Yep this exactly. My youngest is always on Roblox, it's his way to play / stay in touch with his nephew and now also other local friends. However Roblox is basically 99% gambling simulators, making numbers grow, opening loot boxes.

He's not allowed to spend any Robux on MTX so he's found all kinds of ways to play the system, mostly with ever more complex macros doing the 'playing' for him while he does something more productive / interesting. I don't if that kind of ingenuity is good or not (not good for the environment anyway). But his friends do it too and so they can keep up with the MTX players... You either pay with money or time.

He has plenty real games to play on Steam plus he can play anything out of my physical game library of over thousand games. But he's gen alpha, grown up with you tube and streamers all encouraging those games. I can tell him how good a game is but he'll take YouTube's word over mine every time, depressing lol. He used to play on his Switch Lite, but since he got a PC he hasn't touched the Switch anymore.

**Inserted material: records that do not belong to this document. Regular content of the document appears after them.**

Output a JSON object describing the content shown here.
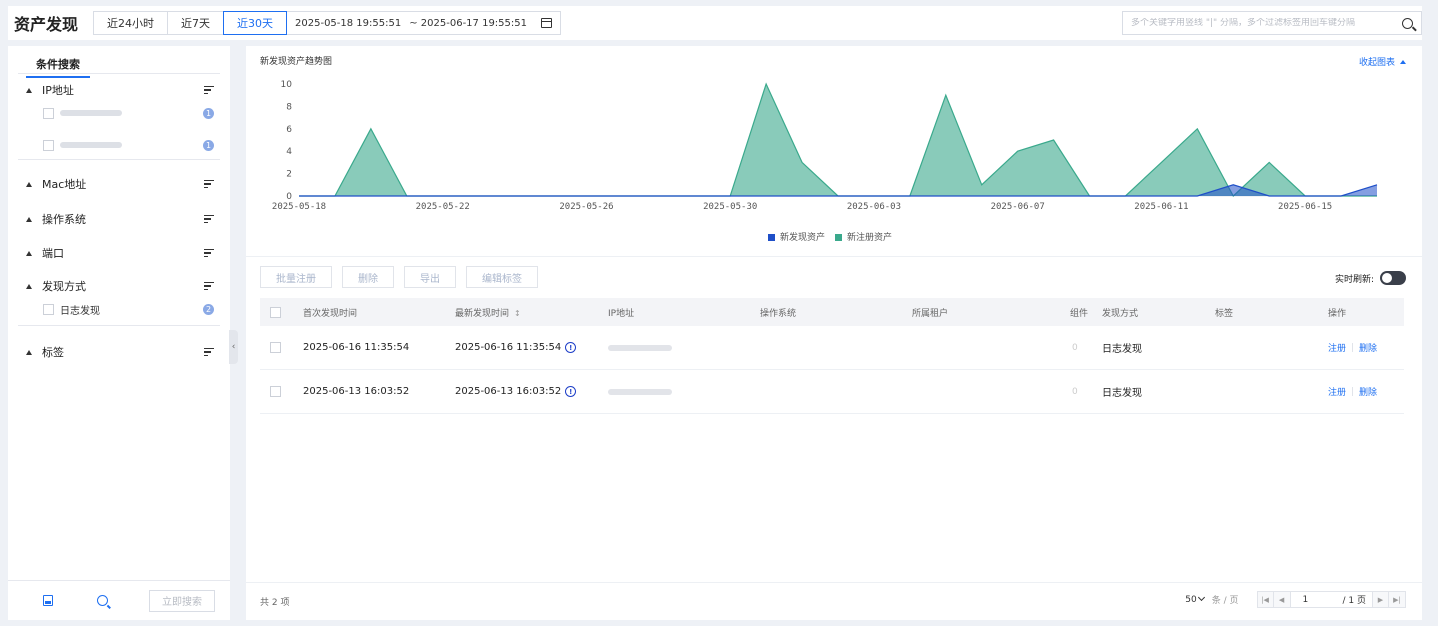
{
  "header": {
    "title": "资产发现",
    "ranges": [
      "近24小时",
      "近7天",
      "近30天"
    ],
    "active_range": "近30天",
    "date_start": "2025-05-18 19:55:51",
    "date_end": "~ 2025-06-17 19:55:51",
    "search_placeholder": "多个关键字用竖线 \"|\" 分隔，多个过滤标签用回车键分隔"
  },
  "sidebar": {
    "tab": "条件搜索",
    "groups": [
      {
        "label": "IP地址",
        "options": [
          {
            "label": "",
            "count": "1"
          },
          {
            "label": "",
            "count": "1"
          }
        ]
      },
      {
        "label": "Mac地址",
        "options": []
      },
      {
        "label": "操作系统",
        "options": []
      },
      {
        "label": "端口",
        "options": []
      },
      {
        "label": "发现方式",
        "options": [
          {
            "label": "日志发现",
            "count": "2"
          }
        ]
      },
      {
        "label": "标签",
        "options": []
      }
    ],
    "search_button": "立即搜索"
  },
  "chart_section": {
    "title": "新发现资产趋势图",
    "collapse_label": "收起图表"
  },
  "chart_data": {
    "type": "area",
    "title": "新发现资产趋势图",
    "x": [
      "2025-05-18",
      "2025-05-19",
      "2025-05-20",
      "2025-05-21",
      "2025-05-22",
      "2025-05-23",
      "2025-05-24",
      "2025-05-25",
      "2025-05-26",
      "2025-05-27",
      "2025-05-28",
      "2025-05-29",
      "2025-05-30",
      "2025-05-31",
      "2025-06-01",
      "2025-06-02",
      "2025-06-03",
      "2025-06-04",
      "2025-06-05",
      "2025-06-06",
      "2025-06-07",
      "2025-06-08",
      "2025-06-09",
      "2025-06-10",
      "2025-06-11",
      "2025-06-12",
      "2025-06-13",
      "2025-06-14",
      "2025-06-15",
      "2025-06-16",
      "2025-06-17"
    ],
    "x_ticks": [
      "2025-05-18",
      "2025-05-22",
      "2025-05-26",
      "2025-05-30",
      "2025-06-03",
      "2025-06-07",
      "2025-06-11",
      "2025-06-15"
    ],
    "y_ticks": [
      0,
      2,
      4,
      6,
      8,
      10
    ],
    "ylim": [
      0,
      10
    ],
    "series": [
      {
        "name": "新发现资产",
        "color": "#1f4fc8",
        "values": [
          0,
          0,
          0,
          0,
          0,
          0,
          0,
          0,
          0,
          0,
          0,
          0,
          0,
          0,
          0,
          0,
          0,
          0,
          0,
          0,
          0,
          0,
          0,
          0,
          0,
          0,
          1,
          0,
          0,
          0,
          1,
          0
        ]
      },
      {
        "name": "新注册资产",
        "color": "#3aa98c",
        "values": [
          0,
          0,
          6,
          0,
          0,
          0,
          0,
          0,
          0,
          0,
          0,
          0,
          0,
          10,
          3,
          0,
          0,
          0,
          9,
          1,
          4,
          5,
          0,
          0,
          3,
          6,
          0,
          3,
          0,
          0,
          0,
          2,
          0
        ]
      }
    ],
    "legend_position": "bottom"
  },
  "toolbar": {
    "buttons": [
      "批量注册",
      "删除",
      "导出",
      "编辑标签"
    ],
    "realtime_label": "实时刷新:"
  },
  "table": {
    "columns": [
      "首次发现时间",
      "最新发现时间",
      "IP地址",
      "操作系统",
      "所属租户",
      "组件",
      "发现方式",
      "标签",
      "操作"
    ],
    "rows": [
      {
        "first": "2025-06-16 11:35:54",
        "last": "2025-06-16 11:35:54",
        "ip": "",
        "os": "",
        "tenant": "",
        "components": "0",
        "method": "日志发现",
        "tags": "",
        "actions": [
          "注册",
          "删除"
        ]
      },
      {
        "first": "2025-06-13 16:03:52",
        "last": "2025-06-13 16:03:52",
        "ip": "",
        "os": "",
        "tenant": "",
        "components": "0",
        "method": "日志发现",
        "tags": "",
        "actions": [
          "注册",
          "删除"
        ]
      }
    ]
  },
  "footer": {
    "total": "共 2 项",
    "page_size": "50",
    "page_size_unit": "条 / 页",
    "current_page": "1",
    "total_pages": "/ 1 页"
  }
}
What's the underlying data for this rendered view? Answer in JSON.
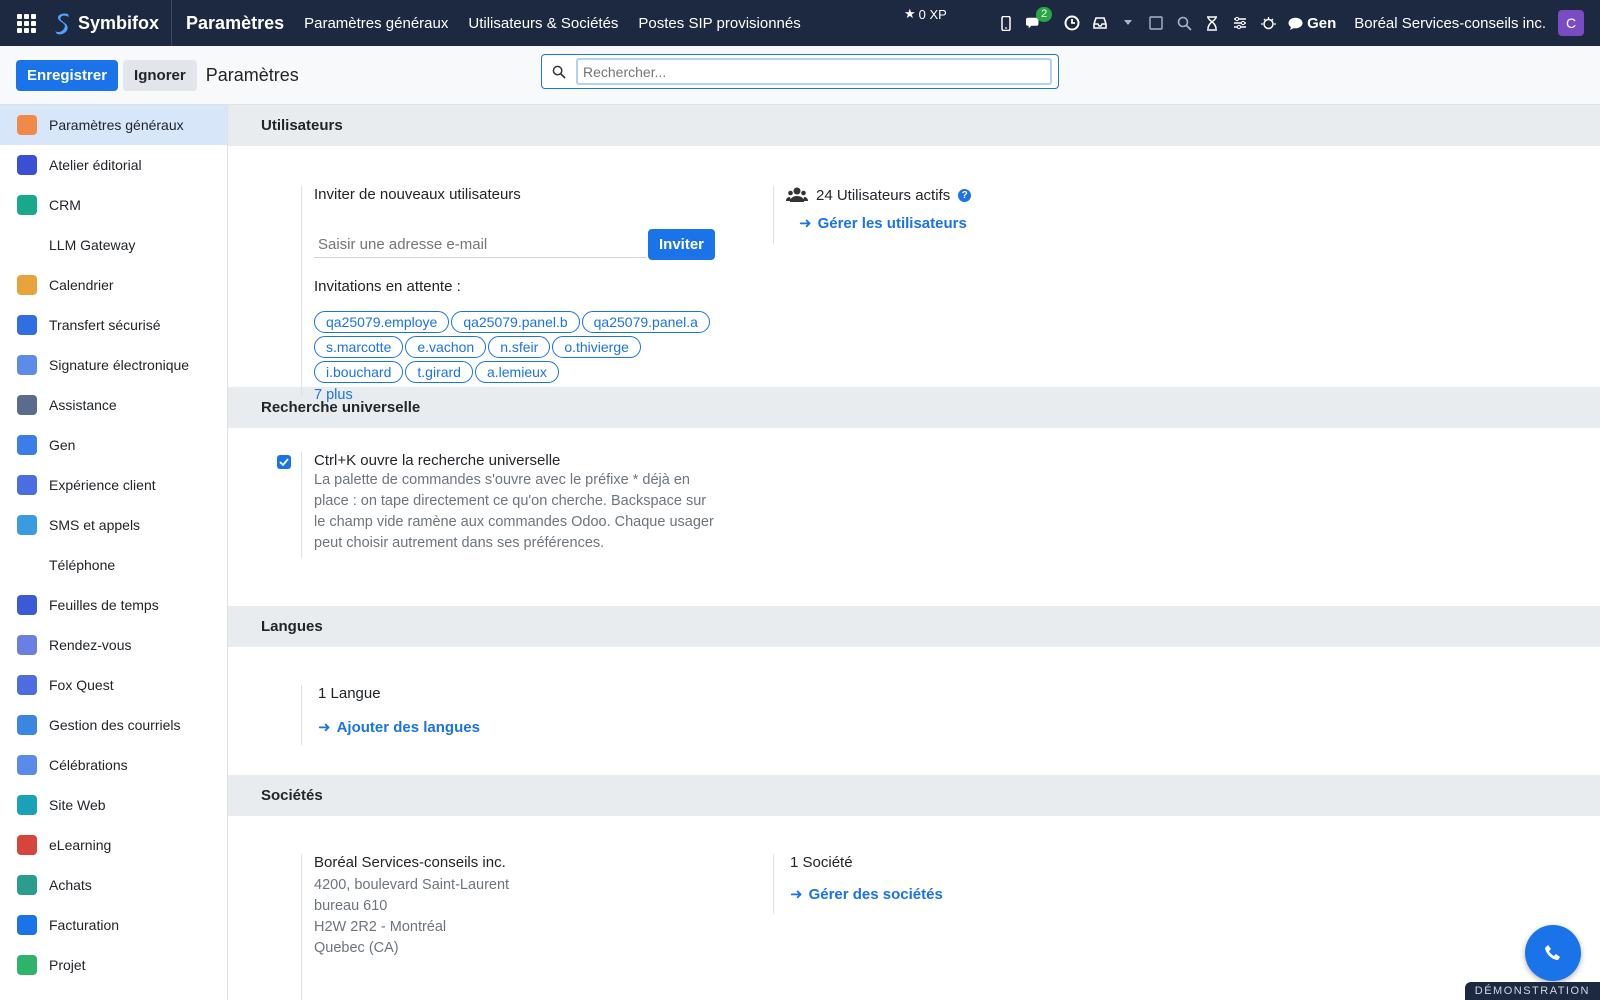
{
  "navbar": {
    "brand": "Symbifox",
    "title": "Paramètres",
    "menu": [
      "Paramètres généraux",
      "Utilisateurs & Sociétés",
      "Postes SIP provisionnés"
    ],
    "xp": "0 XP",
    "messages_badge": "2",
    "gen_label": "Gen",
    "company": "Boréal Services-conseils inc.",
    "avatar_letter": "C"
  },
  "control_panel": {
    "save_label": "Enregistrer",
    "discard_label": "Ignorer",
    "title": "Paramètres",
    "search_placeholder": "Rechercher..."
  },
  "sidebar": {
    "items": [
      {
        "label": "Paramètres généraux",
        "icon": "settings-app-icon",
        "color": "#f08a4b",
        "active": true
      },
      {
        "label": "Atelier éditorial",
        "icon": "editorial-icon",
        "color": "#3b4fd6"
      },
      {
        "label": "CRM",
        "icon": "crm-icon",
        "color": "#1aa88c"
      },
      {
        "label": "LLM Gateway",
        "icon": "",
        "color": ""
      },
      {
        "label": "Calendrier",
        "icon": "calendar-icon",
        "color": "#e8a33d"
      },
      {
        "label": "Transfert sécurisé",
        "icon": "transfer-icon",
        "color": "#2f6fe0"
      },
      {
        "label": "Signature électronique",
        "icon": "signature-icon",
        "color": "#5d8be8"
      },
      {
        "label": "Assistance",
        "icon": "lifebuoy-icon",
        "color": "#5a6b8c"
      },
      {
        "label": "Gen",
        "icon": "gen-icon",
        "color": "#3b7ee8"
      },
      {
        "label": "Expérience client",
        "icon": "customer-icon",
        "color": "#4a6ee0"
      },
      {
        "label": "SMS et appels",
        "icon": "sms-icon",
        "color": "#3a9be0"
      },
      {
        "label": "Téléphone",
        "icon": "",
        "color": ""
      },
      {
        "label": "Feuilles de temps",
        "icon": "timesheet-icon",
        "color": "#3b5bd6"
      },
      {
        "label": "Rendez-vous",
        "icon": "appointment-icon",
        "color": "#6a7fe0"
      },
      {
        "label": "Fox Quest",
        "icon": "fox-quest-icon",
        "color": "#4f6be0"
      },
      {
        "label": "Gestion des courriels",
        "icon": "email-icon",
        "color": "#3a86e0"
      },
      {
        "label": "Célébrations",
        "icon": "cake-icon",
        "color": "#5b8be8"
      },
      {
        "label": "Site Web",
        "icon": "website-icon",
        "color": "#1aa0b8"
      },
      {
        "label": "eLearning",
        "icon": "elearning-icon",
        "color": "#d6453b"
      },
      {
        "label": "Achats",
        "icon": "purchase-icon",
        "color": "#2a9d8f"
      },
      {
        "label": "Facturation",
        "icon": "invoice-icon",
        "color": "#1a73e8"
      },
      {
        "label": "Projet",
        "icon": "project-icon",
        "color": "#2fb36a"
      }
    ]
  },
  "users_section": {
    "header": "Utilisateurs",
    "invite_title": "Inviter de nouveaux utilisateurs",
    "email_placeholder": "Saisir une adresse e-mail",
    "invite_button": "Inviter",
    "pending_label": "Invitations en attente :",
    "pending": [
      "qa25079.employe",
      "qa25079.panel.b",
      "qa25079.panel.a",
      "s.marcotte",
      "e.vachon",
      "n.sfeir",
      "o.thivierge",
      "i.bouchard",
      "t.girard",
      "a.lemieux"
    ],
    "more_label": "7 plus",
    "active_users": "24 Utilisateurs actifs",
    "manage_users": "Gérer les utilisateurs"
  },
  "search_section": {
    "header": "Recherche universelle",
    "checkbox_label": "Ctrl+K ouvre la recherche universelle",
    "checked": true,
    "description": "La palette de commandes s'ouvre avec le préfixe * déjà en place : on tape directement ce qu'on cherche. Backspace sur le champ vide ramène aux commandes Odoo. Chaque usager peut choisir autrement dans ses préférences."
  },
  "languages_section": {
    "header": "Langues",
    "count": "1 Langue",
    "add_link": "Ajouter des langues"
  },
  "companies_section": {
    "header": "Sociétés",
    "company_name": "Boréal Services-conseils inc.",
    "address_lines": [
      "4200, boulevard Saint-Laurent",
      "bureau 610",
      "H2W 2R2 - Montréal",
      "Quebec (CA)"
    ],
    "count": "1 Société",
    "manage_link": "Gérer des sociétés"
  },
  "demo_label": "DÉMONSTRATION"
}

It's mostly the communication part of playing on PC vs Switch. He's always on Discord with his friends. And of course the TV is on as well, Gen Alpha can't do one thing at a time, secondary (sometimes tertiary) screen required while also talking to friends. And that rules out games that actually require your full attention...

It's not just Roblox of course, Path of Exile (2) is the same thing once you reach the end game. End game just being a word for stick around and gamble after finishing the actual game. At least Roblox crap is not as addictive as Everquest, WoW, Diablo etc can be. Those are real dangerous time sinks. At least with Roblox it's always a new game, new macros to make, flavor of the day/week. But it's definitely grooming kids to think of gaming as opening loot boxes :/

At least he'll know how to use a PC. Many kids and teens are completely hopeless with that nowadays due to only using touch screen devices. I'm still on the young side at 27 but am old enough to where I didn't get my first smartphone till I was 15 so I thankfully used laptops growing up instead of those.

A lot of jobs are also moving to tablets rather than PCs/laptops. When digital charting started in health care, it was laptops. Now, all the EMRs I use are primarily adapted for tablets. Although writing a narrative note or an email on a touch screen is a huge pain in the ass, and they don't always provide keyboard covers for tablets.